While I find the scheme outlined by Brill fanciful, he latches onto one question that merits further discussion: whether health care should be regulated as a public utility, or more like a public utility than it’s currently treated. The need for this pivot has been recognized by scholars: In a recent law review article, University of Michigan professor Nicholas Bagley writes, “Now that the Affordable Care Act has eased concerns about the uninsured, a stubborn set of economic problems in the medical industry—supply imbalances, access restrictions, and abusive and discriminatory pricing—may spur renewed interest in laws reflecting the principles of public utility regulation.” Like other public utilities, medicine serves an important human need. And, increasingly, industry actors possess enough market power to exploit consumers. The regulatory landscape needs to confront the fact that we’re dealing with large health-care systems with monopolistic tendencies rather than the hospitals and independent physician practices of yore.

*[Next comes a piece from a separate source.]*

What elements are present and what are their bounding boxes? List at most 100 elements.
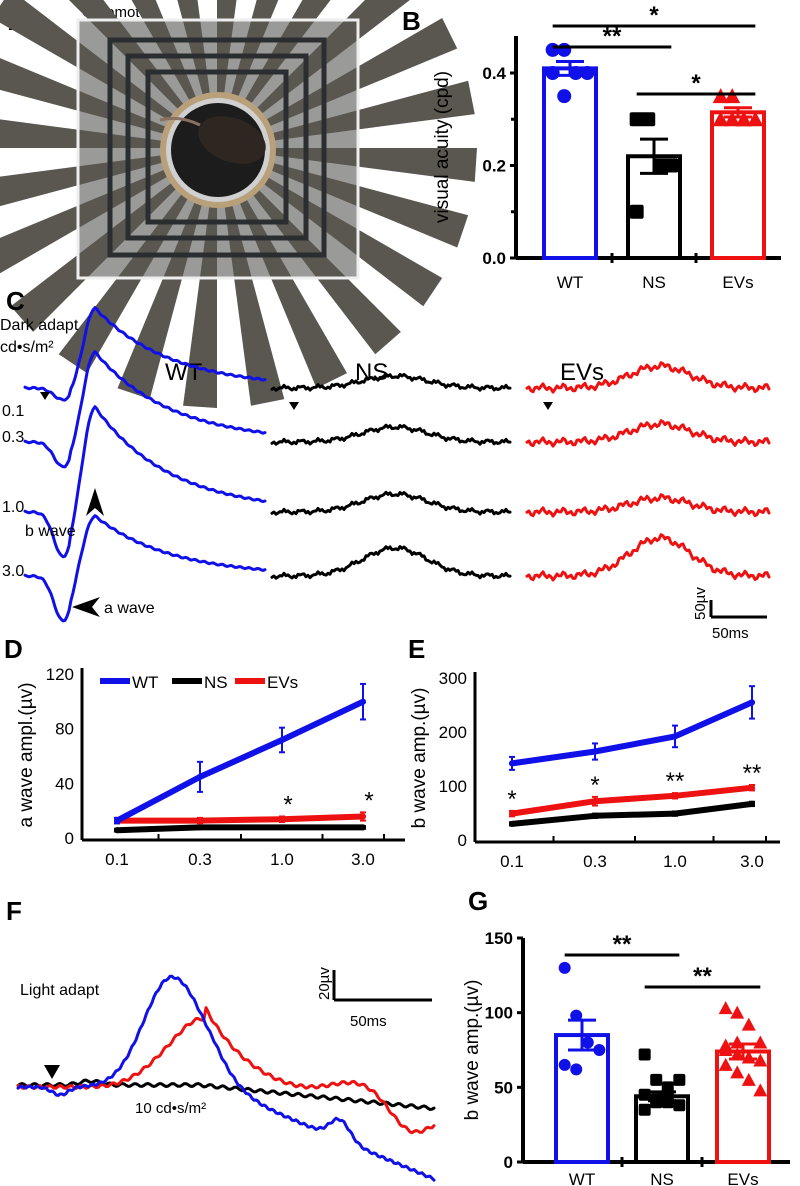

Brill’s precise prescription may be off, but he’s diagnosed the problem accurately. Referring to the New Haven, Connecticut, health system, which has rapidly consolidated in recent years, he writes, “Put simply, Yale New Haven was becoming either a poster child for market abuse or for real reform of the healthcare economy. One man’s antitrust conspiracy was another man’s trailblazing Accountable Care Organization.”
When large health systems consolidate, we worry they might gain too much leverage in the local market, giving them the power to strong-arm insurers and patients. But when patients split their care across different hospitals, we lament fragmentation and inefficiency. The recent proliferation of “accountable care” models, where a set of providers coordinates patient care, creates incentives for hospital systems to snap up physician clinics and other small practices. It remains unclear whether this trend is worrisome or encouraging. It may be both.
That’s the trouble with real health-care reform in our Byzantine system: Balancing one set of incentives often destabilizes the incentives somewhere else. It’s a game of tug-of-war, only there are hundreds of players, dozens of ropes, and everything is a tangled mess. Sooner or later, the game is going to need new rules.